Race to the electoral bottom
The Electoral College has increasingly come to be regarded as a quaint 18th-century affectation, along the lines of snuff boxes. Colorado is poised to become the 13th signatory to the National Popular Vote initiative, adding to the eleven states plus the District of Colombia that have already signed on to this interstate compact, whereby the electoral votes from these states would be cast in favor of whichever presidential candidate wins the popular vote. This bill would take effect when enough states sign on to add up to at least 270 electoral votes. The addition of Colorado's electors will bring that total to 181, or about two thirds there. We may be a few short years away from fundamentally transforming how we elect our presidents.
Although John Adams may have been the first to use the phrase "tyranny of the majority" in 1788, he was by no means alone among the founders in fearing the tyranny of "majority rule" as much as they feared the tyranny of a despot; hence, they founded a constitutional republic as opposed to a pure democracy. Of the thirteen original states that signed the founding documents, the less populated of those would never have agreed to join a union that ceded such lopsided power to the most populous states if presidents were elected from only the popular vote.
Notwithstanding the problems of the disenfranchisement of voters from any state more or less outside California, or the unknown and unquantifiable significance of voter fraud in a close national election, I doubt that any of the above arguments matter a whit to the governors and legislatures of Md., N.J., Hawaii, Ill., Wash., Mass., D.C., Vt., Calif., R.I., N.Y., Conn., and soon to be Colo. Not all of these signatories to the interstate compact are large, populous states, but they all stand united under the care and control of the Democratic Party.
What is to be done? Is it best to ignore this movement and hope it dies on the vine? If the oppressed minority from a few flyover states and a couple of outliers were to push back, would that just fuel the flames and hasten the day when this interstate compact crosses the 270-electoral-vote threshold?

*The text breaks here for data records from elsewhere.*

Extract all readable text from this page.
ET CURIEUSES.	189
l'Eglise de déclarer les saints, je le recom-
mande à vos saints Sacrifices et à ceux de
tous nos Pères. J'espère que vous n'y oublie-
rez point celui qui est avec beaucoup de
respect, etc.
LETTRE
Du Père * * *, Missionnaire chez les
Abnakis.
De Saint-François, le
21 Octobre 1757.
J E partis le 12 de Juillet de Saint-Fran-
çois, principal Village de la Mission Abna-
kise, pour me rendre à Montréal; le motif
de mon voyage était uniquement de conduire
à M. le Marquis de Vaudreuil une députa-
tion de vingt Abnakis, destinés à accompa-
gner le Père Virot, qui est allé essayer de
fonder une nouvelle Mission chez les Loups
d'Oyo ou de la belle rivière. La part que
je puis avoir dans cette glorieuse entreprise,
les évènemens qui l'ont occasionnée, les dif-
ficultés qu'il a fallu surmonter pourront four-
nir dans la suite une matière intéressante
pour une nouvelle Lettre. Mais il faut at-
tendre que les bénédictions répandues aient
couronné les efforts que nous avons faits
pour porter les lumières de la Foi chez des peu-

I am of the opinion that if it is mob rule the people want, they can have it in more than one flavor. It has been a "feature" of recent elections that the populous coastal blue states have dominated the popular vote, while the Republican candidates have won a large percentage of the counties across the country (over 70% in 2008 and 2012, about 85% in 2016). I thereby propose an Initiative to Preserve the Electoral System, whereby red-leaning states would form their own compact that would award their electoral votes to the presidential candidate who wins the majority of the counties nationwide. So far, only one side is playing this game, but if only a few states signed on to such a compact, with maybe a big fish like Texas, the Left might begin to fear that it may have started something that could leave it much worse off than where it currently stands. Let the game begin in earnest.